Human Rights Watch and Amnesty International have documented numerous human rights abuses by combatants on both sides of the conflict.

On Jan. 8, private radio director Abdou Mahaman Jeannot was killed when his Toyota drove over a landmine in a suburb of Niamey, the first attack on the capital since hostilities began. A woman passenger was also injured.

The MNJ has adamantly denied the use of land mines, but Human Rights Watch is not buying it.

At the pre-trial hearing in Niamey, the journalist Creisson was called before the prosecutor, but his colleague Dandois remains in prison some 30 km south of the capital. Their attorney says the judge will begin examining the evidence involved in the case.
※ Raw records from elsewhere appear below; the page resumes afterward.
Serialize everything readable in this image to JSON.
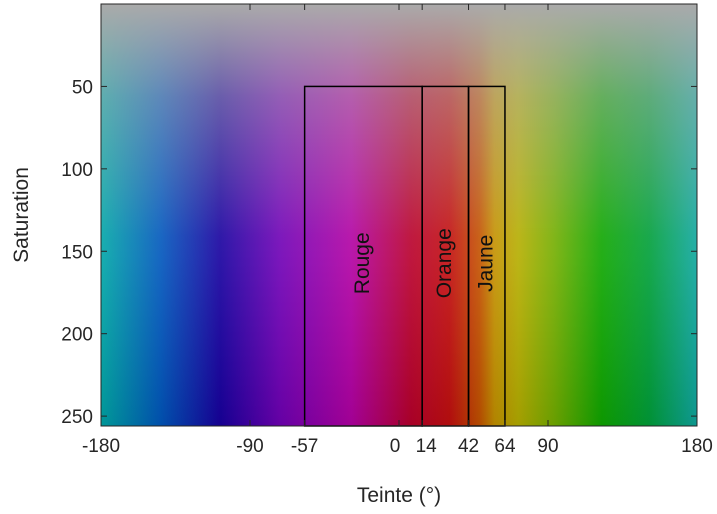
{
  "chart_data": {
    "type": "heatmap",
    "xlabel": "Teinte (°)",
    "ylabel": "Saturation",
    "xlim": [
      -180,
      180
    ],
    "ylim": [
      256,
      0
    ],
    "y_axis_inverted": true,
    "x_ticks": [
      -180,
      -90,
      -57,
      0,
      14,
      42,
      64,
      90,
      180
    ],
    "x_tick_labels": [
      "-180",
      "-90",
      "-57",
      "0",
      "14",
      "42",
      "64",
      "90",
      "180"
    ],
    "y_ticks": [
      50,
      100,
      150,
      200,
      250
    ],
    "y_tick_labels": [
      "50",
      "100",
      "150",
      "200",
      "250"
    ],
    "grid": false,
    "background": "hue-saturation color map (hue along x, saturation along y, gray at low saturation)",
    "regions": [
      {
        "label": "Rouge",
        "hue_min": -57,
        "hue_max": 14,
        "sat_min": 50,
        "sat_max": 256
      },
      {
        "label": "Orange",
        "hue_min": 14,
        "hue_max": 42,
        "sat_min": 50,
        "sat_max": 256
      },
      {
        "label": "Jaune",
        "hue_min": 42,
        "hue_max": 64,
        "sat_min": 50,
        "sat_max": 256
      }
    ],
    "region_outline_color": "#000000"
  }
}
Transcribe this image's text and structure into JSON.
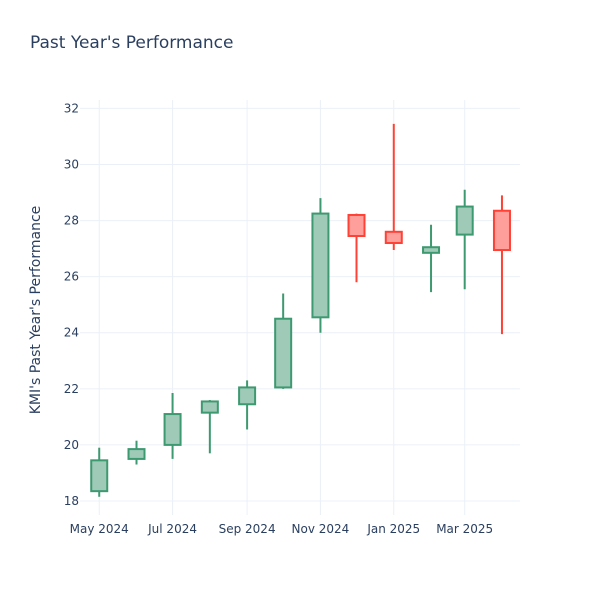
{
  "chart_data": {
    "type": "candlestick",
    "title": "Past Year's Performance",
    "xlabel": "",
    "ylabel": "KMI's Past Year's Performance",
    "ylim": [
      17.5,
      32.3
    ],
    "y_ticks": [
      18,
      20,
      22,
      24,
      26,
      28,
      30,
      32
    ],
    "x_ticks": [
      {
        "label": "May 2024",
        "date": "2024-05-01"
      },
      {
        "label": "Jul 2024",
        "date": "2024-07-01"
      },
      {
        "label": "Sep 2024",
        "date": "2024-09-01"
      },
      {
        "label": "Nov 2024",
        "date": "2024-11-01"
      },
      {
        "label": "Jan 2025",
        "date": "2025-01-01"
      },
      {
        "label": "Mar 2025",
        "date": "2025-03-01"
      }
    ],
    "x_range": [
      "2024-04-15",
      "2025-04-16"
    ],
    "grid": true,
    "increasing_color": "#3d9970",
    "increasing_fill": "#9ecab7",
    "decreasing_color": "#ff4136",
    "decreasing_fill": "#ff9f9b",
    "candles": [
      {
        "date": "2024-05-01",
        "open": 18.35,
        "high": 19.9,
        "low": 18.15,
        "close": 19.45
      },
      {
        "date": "2024-06-01",
        "open": 19.5,
        "high": 20.15,
        "low": 19.3,
        "close": 19.85
      },
      {
        "date": "2024-07-01",
        "open": 20.0,
        "high": 21.85,
        "low": 19.5,
        "close": 21.1
      },
      {
        "date": "2024-08-01",
        "open": 21.15,
        "high": 21.6,
        "low": 19.7,
        "close": 21.55
      },
      {
        "date": "2024-09-01",
        "open": 21.45,
        "high": 22.3,
        "low": 20.55,
        "close": 22.05
      },
      {
        "date": "2024-10-01",
        "open": 22.05,
        "high": 25.4,
        "low": 22.0,
        "close": 24.5
      },
      {
        "date": "2024-11-01",
        "open": 24.55,
        "high": 28.8,
        "low": 24.0,
        "close": 28.25
      },
      {
        "date": "2024-12-01",
        "open": 28.2,
        "high": 28.25,
        "low": 25.8,
        "close": 27.45
      },
      {
        "date": "2025-01-01",
        "open": 27.6,
        "high": 31.45,
        "low": 26.95,
        "close": 27.2
      },
      {
        "date": "2025-02-01",
        "open": 26.85,
        "high": 27.85,
        "low": 25.45,
        "close": 27.05
      },
      {
        "date": "2025-03-01",
        "open": 27.5,
        "high": 29.1,
        "low": 25.55,
        "close": 28.5
      },
      {
        "date": "2025-04-01",
        "open": 28.35,
        "high": 28.9,
        "low": 23.95,
        "close": 26.95
      }
    ]
  }
}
Agence France-Presse reports that Niger military sources have viewed the video filmed by the journalists and found scenes of soldiers captured by the MNJ in chains.

The trial highlights a steady decline of press freedom in the country, where a total of 14 journalists have been arrested since mid-2007 for breaking the government’s information edict relating to the rebellion.

The Accra-based Media Foundation for West Africa recently tallied the number of “attacks on freedom of speech and expression” against journalists across West Africa in 2007 and found Niger committed 23 of the total 142 cases, the highest amount in the region. However, the group offers two caveats regarding its indicators: It cannot monitor events taking place far outside urban areas and it merely counts cases, but does not weigh them for significance.

Reporters Without Borders’ Press Freedom Index ranks Niger favorably compared to some other West African nations.